On annonce une réforme spectaculaire et après, on voit. La notion même de taille critique est contestable. Ce sont des réseaux économiques, de rayonnement divers, qui font la différence. Même en Allemagne, les Länder sont très disparates : la Bavière représente vingt-et-une fois le Land de Brême. Le succès économique allemand - plus douteux qu'il n'est convenu de dire - n'a rien à voir avec leur taille.
Nulle amélioration de l'administration territoriale à attendre de cette réforme, il ne s'agit que de complaire à Bruxelles, à Berlin, aux libéraux. Rendez-vous en mars 2015 ! (Applaudissements sur les bancs RDSE, ainsi que sur quelques bancs UDI-UC et UMP)
M. Claude Kern . - La réforme territoriale est indispensable. Notre pays est en crise, les réformes sont urgentes.
M. Bruno Sido. - Pas celle-là !
M. Claude Kern. - Oui, il fallait réformer l'État territorial, ce que ne fait pas ce projet de loi, qui suscite de vives crispations, voire la révolte des collectivités territoriales. La situation du pays exige que nous soyons solidaires. Le travail de la commission spéciale témoigne de cette volonté, à la hauteur des enjeux de cette réforme. Il y va de la France. L'objectif du Gouvernement est de réduire le nombre de régions.
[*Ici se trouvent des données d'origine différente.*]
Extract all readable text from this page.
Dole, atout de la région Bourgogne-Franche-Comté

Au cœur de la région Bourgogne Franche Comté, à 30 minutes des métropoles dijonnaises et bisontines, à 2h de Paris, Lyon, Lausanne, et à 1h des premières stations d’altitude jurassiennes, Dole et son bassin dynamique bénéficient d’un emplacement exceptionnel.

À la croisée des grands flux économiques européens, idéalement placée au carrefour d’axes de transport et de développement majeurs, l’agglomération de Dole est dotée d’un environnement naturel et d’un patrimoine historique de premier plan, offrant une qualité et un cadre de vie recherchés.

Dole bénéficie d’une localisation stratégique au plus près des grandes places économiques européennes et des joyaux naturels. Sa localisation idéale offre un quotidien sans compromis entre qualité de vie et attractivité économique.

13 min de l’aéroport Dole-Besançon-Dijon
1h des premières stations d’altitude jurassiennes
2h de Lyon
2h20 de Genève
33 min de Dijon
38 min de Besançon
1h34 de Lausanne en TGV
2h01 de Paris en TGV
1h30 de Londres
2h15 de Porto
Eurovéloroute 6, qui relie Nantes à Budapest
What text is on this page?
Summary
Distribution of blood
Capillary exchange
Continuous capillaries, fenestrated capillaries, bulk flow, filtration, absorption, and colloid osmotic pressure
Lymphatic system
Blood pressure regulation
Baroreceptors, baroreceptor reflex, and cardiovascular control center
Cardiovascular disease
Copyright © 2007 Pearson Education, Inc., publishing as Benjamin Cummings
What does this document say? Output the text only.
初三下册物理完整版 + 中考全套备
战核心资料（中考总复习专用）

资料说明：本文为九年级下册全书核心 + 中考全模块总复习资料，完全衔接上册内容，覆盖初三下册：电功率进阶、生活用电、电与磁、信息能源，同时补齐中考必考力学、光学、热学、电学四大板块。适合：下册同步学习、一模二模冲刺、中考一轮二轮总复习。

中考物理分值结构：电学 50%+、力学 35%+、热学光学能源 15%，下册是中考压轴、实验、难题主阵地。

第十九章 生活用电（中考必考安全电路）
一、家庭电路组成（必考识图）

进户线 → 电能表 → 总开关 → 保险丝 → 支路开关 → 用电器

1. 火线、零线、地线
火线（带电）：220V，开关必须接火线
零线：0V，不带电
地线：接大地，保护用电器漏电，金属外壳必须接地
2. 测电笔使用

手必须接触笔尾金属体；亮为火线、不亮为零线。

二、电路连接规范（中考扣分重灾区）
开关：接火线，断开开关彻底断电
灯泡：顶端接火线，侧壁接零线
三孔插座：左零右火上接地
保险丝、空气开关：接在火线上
La sagesse du Sénat et son esprit réformateur ont abouti à un équilibre pragmatique. Ce nouveau visage de la France des régions est le premier maillon de la réforme. Je souhaite que les propositions de notre commission spéciale soient suivies en séance publique.
M. Bruno Sido. - On verra.
M. Claude Kern. - En Alsace, nous ne rejetons pas les autres régions (M. Georges Labazée se montre dubitatif), mais nous portons une identité forte, historique, culturelle, économique. Il faut préserver son périmètre actuel.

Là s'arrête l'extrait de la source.